Attorney and law professor Catherine McKee provided statistics from the Bureau of Labor Statistics to further bolster why faculty feel the raise is needed and why the full amount still clocks in under an ideal amount.

“Even if we were to receive fully funded COLA of 5.07%, we would still be running behind the 8.5% increase in the consumer price index,” McKee said. “We ask you to consider increasing our salaries and benefits to at least keep pace with the consumer price index.”

Mathematics professor Debroah Rivers shared a brief look into the struggles she has faced recently, as students adapted to a different way of learning due to COVID-19 and the steps she has taken to help students get through math as the implementation of AB 705 has made students overwhelmed.

She concluded her comment by asking for the full COLA and a raise for professors like her that put in more work than supplemental hours would credit them with.

This experience echoed the examples brought up by Woolery of adjuncts working other jobs in order to afford healthcare.

“I recently worked with an adjunct professor who had to take a second job at a fast food employer so that they could afford healthcare coverage,” Woolery added. “Another adjunct shared that they work three jobs to provide for their family.”

Paralegal professor Abby Wood simplified all of these concerns into a simple idea. If enrollment metrics are going down and we need to improve enrollment for better funding, Wood argued that the college needs to increase its distance learning offerings instead of continuing to prioritize in-person instruction on the schedule.

“Students prefer to be online,” Wood said. “When the paralegal program transitioned to be fully online during the pandemic, our enrollments increased by 31%.”

Before this time, the program had declining enrollment. Wood further explained that students and the world have changed since COVID-19.

“We need to also increase DL [distance learning] instruction. We can only teach where the students are,” Wood said. “Right now at least, they’re online.”

In between the sessions, faculty set up a booth in front of the library where the FA had its own table for members to receive refreshments and shirts.

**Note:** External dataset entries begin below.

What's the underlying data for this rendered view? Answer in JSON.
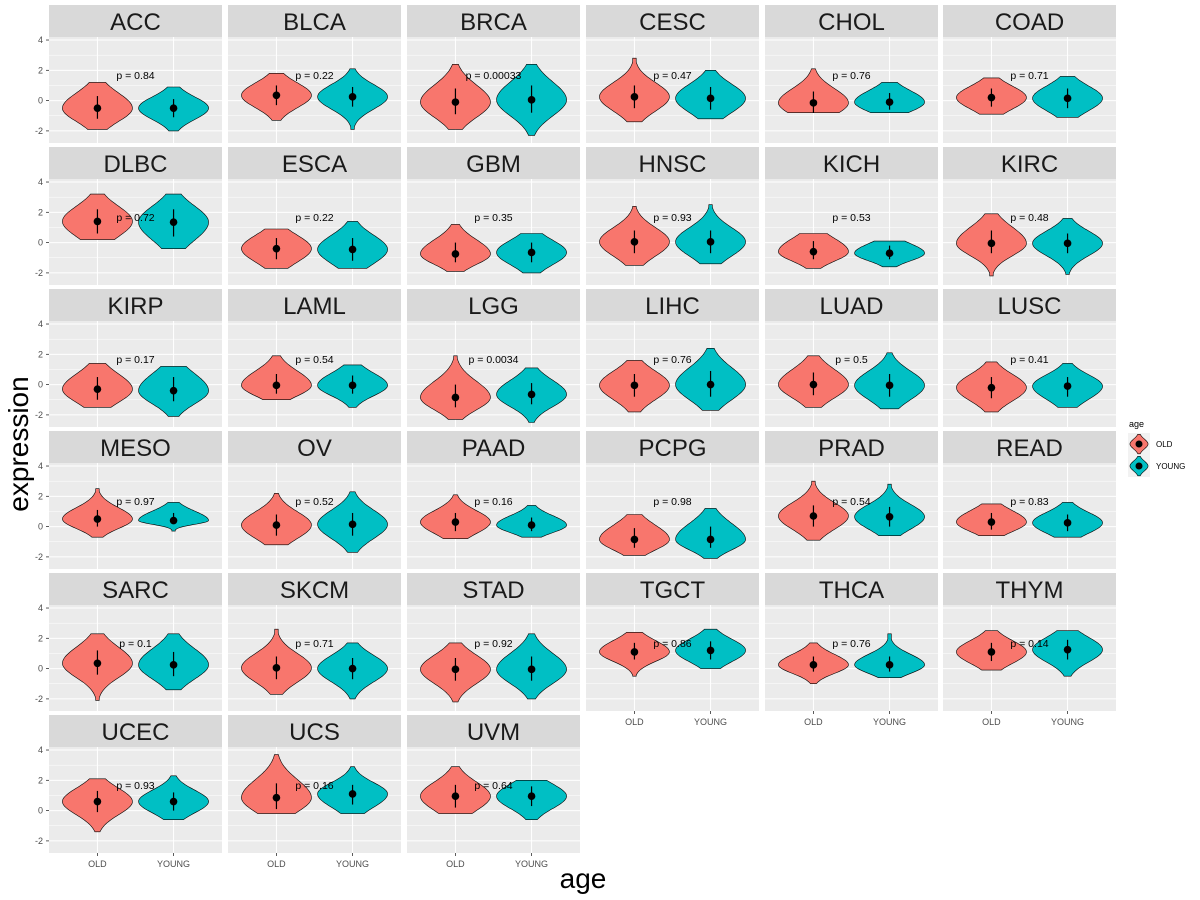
{
  "colors": {
    "old": "#F8766D",
    "young": "#00BFC4",
    "panel": "#EBEBEB",
    "strip": "#D9D9D9",
    "grid": "#FFFFFF"
  },
  "chart_data": {
    "type": "violin",
    "xlabel": "age",
    "ylabel": "expression",
    "categories": [
      "OLD",
      "YOUNG"
    ],
    "ylim": [
      -2.8,
      4.2
    ],
    "yticks": [
      -2,
      0,
      2,
      4
    ],
    "ytick_labels": [
      "-2",
      "0",
      "2",
      "4"
    ],
    "legend": {
      "title": "age",
      "items": [
        "OLD",
        "YOUNG"
      ],
      "position": "right"
    },
    "panels": [
      {
        "name": "ACC",
        "p": "p = 0.84",
        "old": {
          "median": -0.5,
          "q": [
            -1.2,
            0.3
          ],
          "range": [
            -1.9,
            1.2
          ]
        },
        "young": {
          "median": -0.5,
          "q": [
            -1.1,
            0.1
          ],
          "range": [
            -2.0,
            0.9
          ]
        }
      },
      {
        "name": "BLCA",
        "p": "p = 0.22",
        "old": {
          "median": 0.35,
          "q": [
            -0.3,
            1.0
          ],
          "range": [
            -1.3,
            1.8
          ]
        },
        "young": {
          "median": 0.25,
          "q": [
            -0.4,
            0.9
          ],
          "range": [
            -1.9,
            2.1
          ]
        }
      },
      {
        "name": "BRCA",
        "p": "p = 0.00033",
        "old": {
          "median": -0.1,
          "q": [
            -0.9,
            0.8
          ],
          "range": [
            -1.9,
            2.4
          ]
        },
        "young": {
          "median": 0.05,
          "q": [
            -0.8,
            1.0
          ],
          "range": [
            -2.3,
            2.4
          ]
        }
      },
      {
        "name": "CESC",
        "p": "p = 0.47",
        "old": {
          "median": 0.25,
          "q": [
            -0.5,
            1.0
          ],
          "range": [
            -1.4,
            2.8
          ]
        },
        "young": {
          "median": 0.15,
          "q": [
            -0.6,
            0.9
          ],
          "range": [
            -1.2,
            2.0
          ]
        }
      },
      {
        "name": "CHOL",
        "p": "p = 0.76",
        "old": {
          "median": -0.15,
          "q": [
            -0.8,
            0.6
          ],
          "range": [
            -0.8,
            2.1
          ]
        },
        "young": {
          "median": -0.1,
          "q": [
            -0.6,
            0.5
          ],
          "range": [
            -0.8,
            1.2
          ]
        }
      },
      {
        "name": "COAD",
        "p": "p = 0.71",
        "old": {
          "median": 0.2,
          "q": [
            -0.4,
            0.8
          ],
          "range": [
            -0.9,
            1.5
          ]
        },
        "young": {
          "median": 0.15,
          "q": [
            -0.5,
            0.8
          ],
          "range": [
            -1.1,
            1.6
          ]
        }
      },
      {
        "name": "DLBC",
        "p": "p = 0.72",
        "old": {
          "median": 1.4,
          "q": [
            0.6,
            2.2
          ],
          "range": [
            0.2,
            3.2
          ]
        },
        "young": {
          "median": 1.35,
          "q": [
            0.4,
            2.2
          ],
          "range": [
            -0.4,
            3.2
          ]
        }
      },
      {
        "name": "ESCA",
        "p": "p = 0.22",
        "old": {
          "median": -0.4,
          "q": [
            -1.1,
            0.3
          ],
          "range": [
            -1.7,
            0.9
          ]
        },
        "young": {
          "median": -0.45,
          "q": [
            -1.2,
            0.3
          ],
          "range": [
            -1.7,
            1.4
          ]
        }
      },
      {
        "name": "GBM",
        "p": "p = 0.35",
        "old": {
          "median": -0.75,
          "q": [
            -1.3,
            0.0
          ],
          "range": [
            -1.9,
            1.2
          ]
        },
        "young": {
          "median": -0.65,
          "q": [
            -1.3,
            0.0
          ],
          "range": [
            -2.0,
            0.6
          ]
        }
      },
      {
        "name": "HNSC",
        "p": "p = 0.93",
        "old": {
          "median": 0.05,
          "q": [
            -0.7,
            0.8
          ],
          "range": [
            -1.5,
            2.4
          ]
        },
        "young": {
          "median": 0.05,
          "q": [
            -0.7,
            0.8
          ],
          "range": [
            -1.4,
            2.5
          ]
        }
      },
      {
        "name": "KICH",
        "p": "p = 0.53",
        "old": {
          "median": -0.6,
          "q": [
            -1.1,
            0.1
          ],
          "range": [
            -1.7,
            0.6
          ]
        },
        "young": {
          "median": -0.7,
          "q": [
            -1.1,
            -0.2
          ],
          "range": [
            -1.6,
            0.1
          ]
        }
      },
      {
        "name": "KIRC",
        "p": "p = 0.48",
        "old": {
          "median": -0.05,
          "q": [
            -0.7,
            0.8
          ],
          "range": [
            -2.2,
            1.9
          ]
        },
        "young": {
          "median": -0.05,
          "q": [
            -0.7,
            0.6
          ],
          "range": [
            -2.1,
            1.6
          ]
        }
      },
      {
        "name": "KIRP",
        "p": "p = 0.17",
        "old": {
          "median": -0.3,
          "q": [
            -1.0,
            0.5
          ],
          "range": [
            -1.5,
            1.4
          ]
        },
        "young": {
          "median": -0.4,
          "q": [
            -1.1,
            0.5
          ],
          "range": [
            -2.1,
            1.2
          ]
        }
      },
      {
        "name": "LAML",
        "p": "p = 0.54",
        "old": {
          "median": -0.05,
          "q": [
            -0.6,
            0.7
          ],
          "range": [
            -1.0,
            1.9
          ]
        },
        "young": {
          "median": -0.05,
          "q": [
            -0.6,
            0.6
          ],
          "range": [
            -1.5,
            1.3
          ]
        }
      },
      {
        "name": "LGG",
        "p": "p = 0.0034",
        "old": {
          "median": -0.85,
          "q": [
            -1.5,
            0.0
          ],
          "range": [
            -2.3,
            1.9
          ]
        },
        "young": {
          "median": -0.65,
          "q": [
            -1.3,
            0.1
          ],
          "range": [
            -2.5,
            1.1
          ]
        }
      },
      {
        "name": "LIHC",
        "p": "p = 0.76",
        "old": {
          "median": -0.05,
          "q": [
            -0.8,
            0.7
          ],
          "range": [
            -1.8,
            1.6
          ]
        },
        "young": {
          "median": 0.0,
          "q": [
            -0.8,
            0.9
          ],
          "range": [
            -1.7,
            2.4
          ]
        }
      },
      {
        "name": "LUAD",
        "p": "p = 0.5",
        "old": {
          "median": 0.0,
          "q": [
            -0.7,
            0.8
          ],
          "range": [
            -1.5,
            1.9
          ]
        },
        "young": {
          "median": -0.05,
          "q": [
            -0.8,
            0.7
          ],
          "range": [
            -1.6,
            2.1
          ]
        }
      },
      {
        "name": "LUSC",
        "p": "p = 0.41",
        "old": {
          "median": -0.2,
          "q": [
            -0.9,
            0.5
          ],
          "range": [
            -1.8,
            1.5
          ]
        },
        "young": {
          "median": -0.1,
          "q": [
            -0.8,
            0.5
          ],
          "range": [
            -1.5,
            1.4
          ]
        }
      },
      {
        "name": "MESO",
        "p": "p = 0.97",
        "old": {
          "median": 0.5,
          "q": [
            0.0,
            1.1
          ],
          "range": [
            -0.7,
            2.5
          ]
        },
        "young": {
          "median": 0.4,
          "q": [
            0.2,
            0.9
          ],
          "range": [
            -0.3,
            1.6
          ]
        }
      },
      {
        "name": "OV",
        "p": "p = 0.52",
        "old": {
          "median": 0.1,
          "q": [
            -0.6,
            0.8
          ],
          "range": [
            -1.2,
            2.2
          ]
        },
        "young": {
          "median": 0.15,
          "q": [
            -0.6,
            0.9
          ],
          "range": [
            -1.7,
            2.3
          ]
        }
      },
      {
        "name": "PAAD",
        "p": "p = 0.16",
        "old": {
          "median": 0.3,
          "q": [
            -0.3,
            0.9
          ],
          "range": [
            -0.8,
            2.1
          ]
        },
        "young": {
          "median": 0.1,
          "q": [
            -0.3,
            0.6
          ],
          "range": [
            -0.7,
            1.4
          ]
        }
      },
      {
        "name": "PCPG",
        "p": "p = 0.98",
        "old": {
          "median": -0.85,
          "q": [
            -1.4,
            -0.1
          ],
          "range": [
            -1.9,
            0.8
          ]
        },
        "young": {
          "median": -0.85,
          "q": [
            -1.4,
            0.0
          ],
          "range": [
            -2.1,
            1.2
          ]
        }
      },
      {
        "name": "PRAD",
        "p": "p = 0.54",
        "old": {
          "median": 0.7,
          "q": [
            0.0,
            1.4
          ],
          "range": [
            -0.9,
            3.0
          ]
        },
        "young": {
          "median": 0.65,
          "q": [
            0.0,
            1.3
          ],
          "range": [
            -0.6,
            2.8
          ]
        }
      },
      {
        "name": "READ",
        "p": "p = 0.83",
        "old": {
          "median": 0.3,
          "q": [
            -0.2,
            0.9
          ],
          "range": [
            -0.6,
            1.5
          ]
        },
        "young": {
          "median": 0.25,
          "q": [
            -0.3,
            0.8
          ],
          "range": [
            -0.7,
            1.6
          ]
        }
      },
      {
        "name": "SARC",
        "p": "p = 0.1",
        "old": {
          "median": 0.35,
          "q": [
            -0.4,
            1.2
          ],
          "range": [
            -2.1,
            2.3
          ]
        },
        "young": {
          "median": 0.25,
          "q": [
            -0.5,
            1.1
          ],
          "range": [
            -1.4,
            2.3
          ]
        }
      },
      {
        "name": "SKCM",
        "p": "p = 0.71",
        "old": {
          "median": 0.05,
          "q": [
            -0.7,
            0.8
          ],
          "range": [
            -1.7,
            2.6
          ]
        },
        "young": {
          "median": 0.0,
          "q": [
            -0.7,
            0.7
          ],
          "range": [
            -2.0,
            1.7
          ]
        }
      },
      {
        "name": "STAD",
        "p": "p = 0.92",
        "old": {
          "median": -0.05,
          "q": [
            -0.8,
            0.7
          ],
          "range": [
            -2.2,
            1.7
          ]
        },
        "young": {
          "median": -0.05,
          "q": [
            -0.8,
            0.8
          ],
          "range": [
            -2.0,
            2.3
          ]
        }
      },
      {
        "name": "TGCT",
        "p": "p = 0.86",
        "old": {
          "median": 1.1,
          "q": [
            0.6,
            1.7
          ],
          "range": [
            -0.5,
            2.4
          ]
        },
        "young": {
          "median": 1.2,
          "q": [
            0.6,
            1.8
          ],
          "range": [
            0.0,
            2.6
          ]
        }
      },
      {
        "name": "THCA",
        "p": "p = 0.76",
        "old": {
          "median": 0.25,
          "q": [
            -0.2,
            0.8
          ],
          "range": [
            -1.0,
            1.7
          ]
        },
        "young": {
          "median": 0.25,
          "q": [
            -0.2,
            0.8
          ],
          "range": [
            -0.6,
            2.3
          ]
        }
      },
      {
        "name": "THYM",
        "p": "p = 0.14",
        "old": {
          "median": 1.1,
          "q": [
            0.5,
            1.7
          ],
          "range": [
            -0.1,
            2.5
          ]
        },
        "young": {
          "median": 1.25,
          "q": [
            0.6,
            1.9
          ],
          "range": [
            -0.5,
            2.5
          ]
        }
      },
      {
        "name": "UCEC",
        "p": "p = 0.93",
        "old": {
          "median": 0.6,
          "q": [
            -0.1,
            1.3
          ],
          "range": [
            -1.4,
            2.1
          ]
        },
        "young": {
          "median": 0.6,
          "q": [
            0.0,
            1.2
          ],
          "range": [
            -0.6,
            2.3
          ]
        }
      },
      {
        "name": "UCS",
        "p": "p = 0.16",
        "old": {
          "median": 0.85,
          "q": [
            0.1,
            1.8
          ],
          "range": [
            -0.2,
            3.7
          ]
        },
        "young": {
          "median": 1.1,
          "q": [
            0.4,
            1.7
          ],
          "range": [
            -0.2,
            2.9
          ]
        }
      },
      {
        "name": "UVM",
        "p": "p = 0.64",
        "old": {
          "median": 0.95,
          "q": [
            0.2,
            1.7
          ],
          "range": [
            -0.2,
            2.9
          ]
        },
        "young": {
          "median": 0.95,
          "q": [
            0.3,
            1.6
          ],
          "range": [
            -0.6,
            2.0
          ]
        }
      }
    ]
  }
}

After the board returned from closed session, more faculty were there to greet them for public comment.

With several FA members filing the halls for public comment and recognitions, only two individuals spoke on negotiations before the FA report.

Adjunct Teresa Landeros came to share her appreciation that the college provides adjuncts with job security in the one class priority and encouraged the college to approve two class priority to give adjuncts more of a voice on campus. She also voiced support for all faculty by asking the board to approve the raise.

Noncredit adjunct ESL instructor Marina Mclaughlin closed out faculty comments by asking for the raise and explained how one class priority has provided her with job security and how she also is advocating for further improvements for adjuncts and all faculty in negotiations.

All FA members joined together behind Woolery during her report for the FA. Among other requests for the raise, she brought up side letters for remote work and other safety issues going forward.

After describing the current status of the negotiations team and the things the union is still trying for, the group cheered for future negotiations.

The next FA executive board will meet on May 31, the full representative council will meet on June 7 and the next Board of Trustees meeting is on June 22.